Wo man einander gerne begegnet – und wo nicht

Die temporären Begegnungszonen sind Zankapfel - in der rot-grünen Stadtregierung und zwischen Vizebürgermeisterin und Bezirken.

von Julia Schrenk

Gerhard Zatlokal wurde eines Besseren belehrt. Der SPÖ-Bezirksvorsteher von Rudolfsheim-Fünfhaus hätte gern eine temporäre Begegnungszone in der Clementinengasse gehabt.

Aber: „Die zuständige Fachabteilung MA 46 hat das abgelehnt“, schrieb Zatlokal auf Facebook – obwohl ihm Vizebürgermeisterin Birgit Hebein (Grüne) – übrigens Bewohnerin seines Bezirks – bereits Unterstützung zugesichert hatte. Weil er ein „optimistischer Mensch“ sei, sei er davon ausgegangen, dass die Umsetzung dann nur noch Formsache sei.

War es nicht.

Die MA 46 hat die Clementinengasse zwar geprüft, ist aber zu dem Schluss gekommen, dass das Verkehrsaufkommen dort zu stark ist, um eine Begegnungszone einzurichten. „Entweder ich mache das dort, wo es gebraucht wird, oder ich lasse es bleiben“, sagt Zatlokal.

Seit Hebein die Straßen für Fußgänger geöffnet hat – als temporäre Begegnungszonen oder Fußgängerstraßen –, damit diese in Zeiten von Corona ausreichend Platz zum Spazieren und Abstand halten haben, gibt es vor allem an der Auswahl der Straßen Kritik: Manche Bezirke hätten gerne solche verkehrsberuhigten Straßen und bekommen sie nicht – wie der 15. Bezirk.

Manche haben nun welche und wollen sie nicht – wie der 13. Bezirk.

Wenn Parks fehlen

Gerhard Zatlokal hätte „seine“ temporäre Begegnungszone gerne im südlichen Bezirksteil.
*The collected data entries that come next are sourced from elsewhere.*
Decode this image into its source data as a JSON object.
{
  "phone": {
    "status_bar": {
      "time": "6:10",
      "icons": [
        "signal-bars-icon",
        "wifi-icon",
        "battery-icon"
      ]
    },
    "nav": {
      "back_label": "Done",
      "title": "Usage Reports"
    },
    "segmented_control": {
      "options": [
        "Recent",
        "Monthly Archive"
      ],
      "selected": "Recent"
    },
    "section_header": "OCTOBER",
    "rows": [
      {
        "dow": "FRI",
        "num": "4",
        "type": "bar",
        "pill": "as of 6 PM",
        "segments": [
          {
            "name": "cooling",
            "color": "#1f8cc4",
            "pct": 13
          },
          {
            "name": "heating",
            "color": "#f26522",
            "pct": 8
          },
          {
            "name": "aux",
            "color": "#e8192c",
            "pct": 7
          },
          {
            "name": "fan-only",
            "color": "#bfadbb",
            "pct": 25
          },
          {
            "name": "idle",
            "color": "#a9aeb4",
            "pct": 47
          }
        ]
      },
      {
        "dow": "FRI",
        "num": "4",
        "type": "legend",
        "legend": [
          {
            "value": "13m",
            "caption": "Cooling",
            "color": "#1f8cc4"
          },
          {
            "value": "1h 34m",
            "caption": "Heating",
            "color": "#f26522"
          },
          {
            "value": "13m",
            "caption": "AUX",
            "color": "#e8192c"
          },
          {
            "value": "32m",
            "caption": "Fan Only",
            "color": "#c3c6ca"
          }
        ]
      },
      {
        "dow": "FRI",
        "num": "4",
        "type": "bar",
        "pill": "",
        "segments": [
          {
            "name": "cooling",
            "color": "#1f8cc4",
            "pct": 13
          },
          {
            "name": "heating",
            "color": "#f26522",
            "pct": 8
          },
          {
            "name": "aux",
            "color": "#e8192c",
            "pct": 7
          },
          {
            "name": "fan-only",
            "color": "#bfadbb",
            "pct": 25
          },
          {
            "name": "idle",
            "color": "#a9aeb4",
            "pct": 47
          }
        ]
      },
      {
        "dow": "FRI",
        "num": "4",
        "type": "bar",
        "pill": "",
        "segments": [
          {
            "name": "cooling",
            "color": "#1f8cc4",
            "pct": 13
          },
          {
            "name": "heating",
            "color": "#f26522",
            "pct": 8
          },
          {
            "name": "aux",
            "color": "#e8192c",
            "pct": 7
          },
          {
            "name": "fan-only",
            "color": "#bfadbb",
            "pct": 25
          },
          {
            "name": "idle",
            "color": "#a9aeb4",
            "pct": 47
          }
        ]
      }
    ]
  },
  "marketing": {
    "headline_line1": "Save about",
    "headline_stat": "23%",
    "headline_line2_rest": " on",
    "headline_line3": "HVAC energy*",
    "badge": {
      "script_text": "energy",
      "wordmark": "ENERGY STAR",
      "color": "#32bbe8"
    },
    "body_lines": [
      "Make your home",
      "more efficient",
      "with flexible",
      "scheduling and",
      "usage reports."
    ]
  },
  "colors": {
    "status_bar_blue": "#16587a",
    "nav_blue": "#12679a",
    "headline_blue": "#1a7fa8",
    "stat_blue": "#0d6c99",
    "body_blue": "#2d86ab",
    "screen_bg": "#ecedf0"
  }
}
Dort sind die Gehsteige schmal, dort gibt es keine Parks. Dass jetzt die Meiselstraße im Gespräch ist, kann er nicht nachvollziehen. „Wenn ich so etwas umsetze, will ich auch, dass das Sinn ergibt“, sagt er.

Aus dem Büro der Vizebürgermeisterin heißt es: „Die MA46 prüft die für temporäre Begegnungszonen in Frage kommenden Straßen sehr sorgfältig.“ Die Entscheidung über die Meiselstraße sei noch ausständig.